In Österreichs Schulen ist die Lage prekär – vor allem, was die mentale Unterstützung der Kinder und Jugendlichen anbelangt. Die Bundesregierung hat deshalb schon für das Doppelbudget 2025/26 zusätzliche 205 Planstellen in Schulpsychologie und Schulsozialarbeit versprochen.
Selbst diese Zahlen würden laut den Grünen aber "weit hinter dem tatsächlichen Bedarf" zurückbleiben, kritisierte Klubobfrau Sigrid Maurer in einer parlamentarischen Anfrage zu diesem Thema. Die Beantwortung von Bildungsminister Wiederkehr hat nun sogar gezeigt, dass bislang keine der angekündigten 65 neuen Stellen für Schulsozialarbeit an Bundesschulen besetzt wurde.

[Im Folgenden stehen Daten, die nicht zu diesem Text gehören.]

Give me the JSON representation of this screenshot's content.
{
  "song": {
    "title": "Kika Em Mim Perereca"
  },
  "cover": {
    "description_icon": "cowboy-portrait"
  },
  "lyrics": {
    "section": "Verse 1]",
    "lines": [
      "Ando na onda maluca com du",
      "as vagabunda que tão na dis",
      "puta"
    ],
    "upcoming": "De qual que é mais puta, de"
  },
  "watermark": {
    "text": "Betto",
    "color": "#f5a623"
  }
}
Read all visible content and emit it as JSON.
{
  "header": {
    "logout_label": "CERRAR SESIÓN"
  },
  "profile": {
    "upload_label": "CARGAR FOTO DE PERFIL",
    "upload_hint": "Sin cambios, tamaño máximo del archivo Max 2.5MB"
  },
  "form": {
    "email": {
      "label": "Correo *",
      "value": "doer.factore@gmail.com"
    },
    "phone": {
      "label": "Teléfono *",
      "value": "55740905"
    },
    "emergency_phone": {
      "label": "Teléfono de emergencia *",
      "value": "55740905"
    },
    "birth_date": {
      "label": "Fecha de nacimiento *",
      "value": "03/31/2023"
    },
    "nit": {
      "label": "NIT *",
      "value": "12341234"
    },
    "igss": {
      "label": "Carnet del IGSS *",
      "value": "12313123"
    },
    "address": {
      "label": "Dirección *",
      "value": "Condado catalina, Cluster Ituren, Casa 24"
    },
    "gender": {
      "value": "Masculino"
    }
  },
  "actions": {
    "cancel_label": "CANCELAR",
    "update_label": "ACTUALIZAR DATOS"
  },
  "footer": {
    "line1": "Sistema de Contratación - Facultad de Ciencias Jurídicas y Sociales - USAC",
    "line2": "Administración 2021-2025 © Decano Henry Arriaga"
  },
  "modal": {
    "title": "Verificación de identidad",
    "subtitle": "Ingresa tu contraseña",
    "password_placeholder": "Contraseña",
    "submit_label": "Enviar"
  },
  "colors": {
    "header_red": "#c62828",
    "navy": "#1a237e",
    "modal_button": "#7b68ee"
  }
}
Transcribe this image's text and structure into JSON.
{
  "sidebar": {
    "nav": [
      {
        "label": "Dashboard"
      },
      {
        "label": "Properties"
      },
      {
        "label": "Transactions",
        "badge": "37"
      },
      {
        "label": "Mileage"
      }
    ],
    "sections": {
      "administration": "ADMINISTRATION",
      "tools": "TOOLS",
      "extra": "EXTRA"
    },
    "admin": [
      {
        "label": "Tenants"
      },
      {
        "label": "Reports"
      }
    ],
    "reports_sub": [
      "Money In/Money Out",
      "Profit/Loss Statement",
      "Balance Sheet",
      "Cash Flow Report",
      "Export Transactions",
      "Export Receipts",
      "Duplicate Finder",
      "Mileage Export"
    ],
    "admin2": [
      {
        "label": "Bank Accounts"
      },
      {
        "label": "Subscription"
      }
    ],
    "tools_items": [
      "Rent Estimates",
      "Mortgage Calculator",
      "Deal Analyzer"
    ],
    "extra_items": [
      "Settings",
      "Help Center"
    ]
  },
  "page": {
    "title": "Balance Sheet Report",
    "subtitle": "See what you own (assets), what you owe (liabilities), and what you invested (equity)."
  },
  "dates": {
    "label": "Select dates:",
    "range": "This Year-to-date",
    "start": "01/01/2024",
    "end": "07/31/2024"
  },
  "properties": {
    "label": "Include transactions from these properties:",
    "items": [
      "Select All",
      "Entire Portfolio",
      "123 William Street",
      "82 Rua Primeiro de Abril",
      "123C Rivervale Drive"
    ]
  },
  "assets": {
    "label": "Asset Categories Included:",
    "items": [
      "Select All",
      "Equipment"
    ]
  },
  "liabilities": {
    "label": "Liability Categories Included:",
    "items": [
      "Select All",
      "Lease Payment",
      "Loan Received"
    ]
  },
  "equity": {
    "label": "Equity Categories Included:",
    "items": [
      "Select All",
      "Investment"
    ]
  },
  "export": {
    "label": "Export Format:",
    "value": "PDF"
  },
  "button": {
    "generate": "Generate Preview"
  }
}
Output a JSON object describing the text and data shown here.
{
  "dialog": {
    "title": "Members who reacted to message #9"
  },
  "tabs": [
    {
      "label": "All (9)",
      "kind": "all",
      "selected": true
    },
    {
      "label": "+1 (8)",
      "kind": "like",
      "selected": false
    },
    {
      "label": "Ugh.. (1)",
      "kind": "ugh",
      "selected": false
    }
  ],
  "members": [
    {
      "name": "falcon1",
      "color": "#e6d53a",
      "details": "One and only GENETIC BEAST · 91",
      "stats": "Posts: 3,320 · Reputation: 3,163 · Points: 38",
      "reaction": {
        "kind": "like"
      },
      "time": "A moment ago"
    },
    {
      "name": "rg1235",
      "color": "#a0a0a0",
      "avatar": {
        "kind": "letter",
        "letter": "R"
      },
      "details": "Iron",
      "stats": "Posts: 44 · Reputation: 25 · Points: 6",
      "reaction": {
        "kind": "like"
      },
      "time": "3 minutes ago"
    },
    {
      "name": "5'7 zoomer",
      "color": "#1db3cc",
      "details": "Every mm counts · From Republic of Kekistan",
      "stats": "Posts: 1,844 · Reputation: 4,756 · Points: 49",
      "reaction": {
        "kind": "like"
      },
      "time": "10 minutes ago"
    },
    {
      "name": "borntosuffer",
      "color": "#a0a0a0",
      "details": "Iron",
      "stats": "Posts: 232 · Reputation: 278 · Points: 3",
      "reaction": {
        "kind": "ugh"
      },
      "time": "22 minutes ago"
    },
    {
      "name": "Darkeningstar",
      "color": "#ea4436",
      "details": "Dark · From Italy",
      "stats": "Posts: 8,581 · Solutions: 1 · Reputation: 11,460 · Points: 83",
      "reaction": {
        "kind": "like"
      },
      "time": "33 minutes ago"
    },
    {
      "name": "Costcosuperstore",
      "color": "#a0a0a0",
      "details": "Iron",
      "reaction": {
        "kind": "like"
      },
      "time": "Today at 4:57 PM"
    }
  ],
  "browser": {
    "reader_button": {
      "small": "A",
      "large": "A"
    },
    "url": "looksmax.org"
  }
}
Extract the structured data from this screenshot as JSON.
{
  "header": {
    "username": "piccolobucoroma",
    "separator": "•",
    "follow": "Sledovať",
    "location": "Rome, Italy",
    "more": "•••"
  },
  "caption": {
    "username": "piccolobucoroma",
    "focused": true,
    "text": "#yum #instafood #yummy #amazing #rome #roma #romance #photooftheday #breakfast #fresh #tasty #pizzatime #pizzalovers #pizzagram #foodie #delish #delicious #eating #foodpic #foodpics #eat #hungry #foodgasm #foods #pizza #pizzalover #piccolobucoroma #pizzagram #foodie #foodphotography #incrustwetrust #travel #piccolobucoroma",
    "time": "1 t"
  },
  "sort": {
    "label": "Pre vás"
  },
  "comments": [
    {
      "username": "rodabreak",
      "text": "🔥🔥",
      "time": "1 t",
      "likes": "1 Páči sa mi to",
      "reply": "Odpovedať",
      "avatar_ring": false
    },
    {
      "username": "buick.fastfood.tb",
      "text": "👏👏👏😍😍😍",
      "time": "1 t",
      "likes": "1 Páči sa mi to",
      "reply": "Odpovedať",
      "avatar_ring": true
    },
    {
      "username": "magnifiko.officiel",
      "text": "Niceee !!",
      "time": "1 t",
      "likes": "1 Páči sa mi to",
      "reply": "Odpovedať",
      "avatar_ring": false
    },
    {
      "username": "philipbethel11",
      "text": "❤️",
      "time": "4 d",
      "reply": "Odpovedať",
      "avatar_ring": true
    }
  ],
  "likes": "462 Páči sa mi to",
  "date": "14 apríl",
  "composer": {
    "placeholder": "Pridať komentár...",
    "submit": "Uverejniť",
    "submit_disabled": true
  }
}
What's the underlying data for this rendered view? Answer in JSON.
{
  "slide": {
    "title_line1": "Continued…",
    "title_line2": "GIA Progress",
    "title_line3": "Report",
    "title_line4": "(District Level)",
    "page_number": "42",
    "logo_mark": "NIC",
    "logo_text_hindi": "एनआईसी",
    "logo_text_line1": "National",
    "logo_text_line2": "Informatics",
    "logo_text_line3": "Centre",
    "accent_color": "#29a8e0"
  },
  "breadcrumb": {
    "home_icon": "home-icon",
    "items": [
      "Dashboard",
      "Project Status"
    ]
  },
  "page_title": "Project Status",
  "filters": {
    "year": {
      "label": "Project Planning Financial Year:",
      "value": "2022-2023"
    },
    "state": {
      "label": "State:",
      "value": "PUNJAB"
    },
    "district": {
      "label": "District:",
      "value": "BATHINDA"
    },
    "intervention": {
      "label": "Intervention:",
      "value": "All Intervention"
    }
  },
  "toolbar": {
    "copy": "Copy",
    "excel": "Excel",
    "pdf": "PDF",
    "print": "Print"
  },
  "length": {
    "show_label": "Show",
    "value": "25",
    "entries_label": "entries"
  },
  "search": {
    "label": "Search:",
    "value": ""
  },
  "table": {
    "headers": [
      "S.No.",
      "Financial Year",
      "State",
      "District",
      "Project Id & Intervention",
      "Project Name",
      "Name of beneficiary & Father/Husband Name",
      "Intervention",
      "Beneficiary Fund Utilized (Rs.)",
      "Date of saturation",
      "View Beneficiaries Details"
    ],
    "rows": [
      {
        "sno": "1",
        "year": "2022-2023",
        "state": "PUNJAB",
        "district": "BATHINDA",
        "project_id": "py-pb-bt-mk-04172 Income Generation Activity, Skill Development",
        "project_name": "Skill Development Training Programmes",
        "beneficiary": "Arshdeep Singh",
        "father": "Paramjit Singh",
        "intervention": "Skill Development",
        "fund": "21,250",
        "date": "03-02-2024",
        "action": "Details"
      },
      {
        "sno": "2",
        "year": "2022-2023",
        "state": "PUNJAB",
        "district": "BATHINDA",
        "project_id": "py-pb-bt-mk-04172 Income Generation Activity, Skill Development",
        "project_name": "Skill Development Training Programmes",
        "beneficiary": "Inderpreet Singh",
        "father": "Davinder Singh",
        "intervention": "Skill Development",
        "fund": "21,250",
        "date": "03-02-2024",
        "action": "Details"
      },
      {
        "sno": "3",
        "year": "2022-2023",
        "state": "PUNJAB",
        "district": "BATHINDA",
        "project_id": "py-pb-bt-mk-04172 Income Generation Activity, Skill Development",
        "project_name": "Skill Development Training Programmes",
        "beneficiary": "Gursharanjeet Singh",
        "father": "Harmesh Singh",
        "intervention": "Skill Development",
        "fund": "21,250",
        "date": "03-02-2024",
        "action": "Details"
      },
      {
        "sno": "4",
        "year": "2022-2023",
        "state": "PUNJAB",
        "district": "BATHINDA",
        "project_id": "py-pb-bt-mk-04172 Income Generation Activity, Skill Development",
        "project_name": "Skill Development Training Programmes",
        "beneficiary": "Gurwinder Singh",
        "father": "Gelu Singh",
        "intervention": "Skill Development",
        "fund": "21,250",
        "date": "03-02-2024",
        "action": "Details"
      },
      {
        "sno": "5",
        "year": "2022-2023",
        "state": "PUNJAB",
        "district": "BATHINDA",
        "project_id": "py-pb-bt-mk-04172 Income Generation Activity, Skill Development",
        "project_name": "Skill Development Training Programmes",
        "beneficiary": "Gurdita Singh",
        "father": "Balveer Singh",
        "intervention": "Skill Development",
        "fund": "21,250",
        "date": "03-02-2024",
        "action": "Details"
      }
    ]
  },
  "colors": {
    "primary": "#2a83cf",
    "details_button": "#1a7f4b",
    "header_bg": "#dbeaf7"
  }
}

"Zwischen den Ankündigungen des Ministers und der Realität an den Schulen liegen Welten. Während Bildungsminister Wiederkehr von einer großen Offensive spricht, kommt bei den Schüler:innen nichts davon an", sagt Bildungssprecherin Maurer. Brisant sei auch, dass das Ministerium zwei Tage vor Ablauf der Anfragefrist neue Stellen ausgeschrieben habe.
Selbst bei vollständiger Besetzung würde die Maßnahme bei rund 500.000 Bundesschülern rechnerisch nur elf Minuten zusätzliche Unterstützung pro Kind und Schuljahr ergeben. "Mentale Gesundheit darf kein Luxusgut sein."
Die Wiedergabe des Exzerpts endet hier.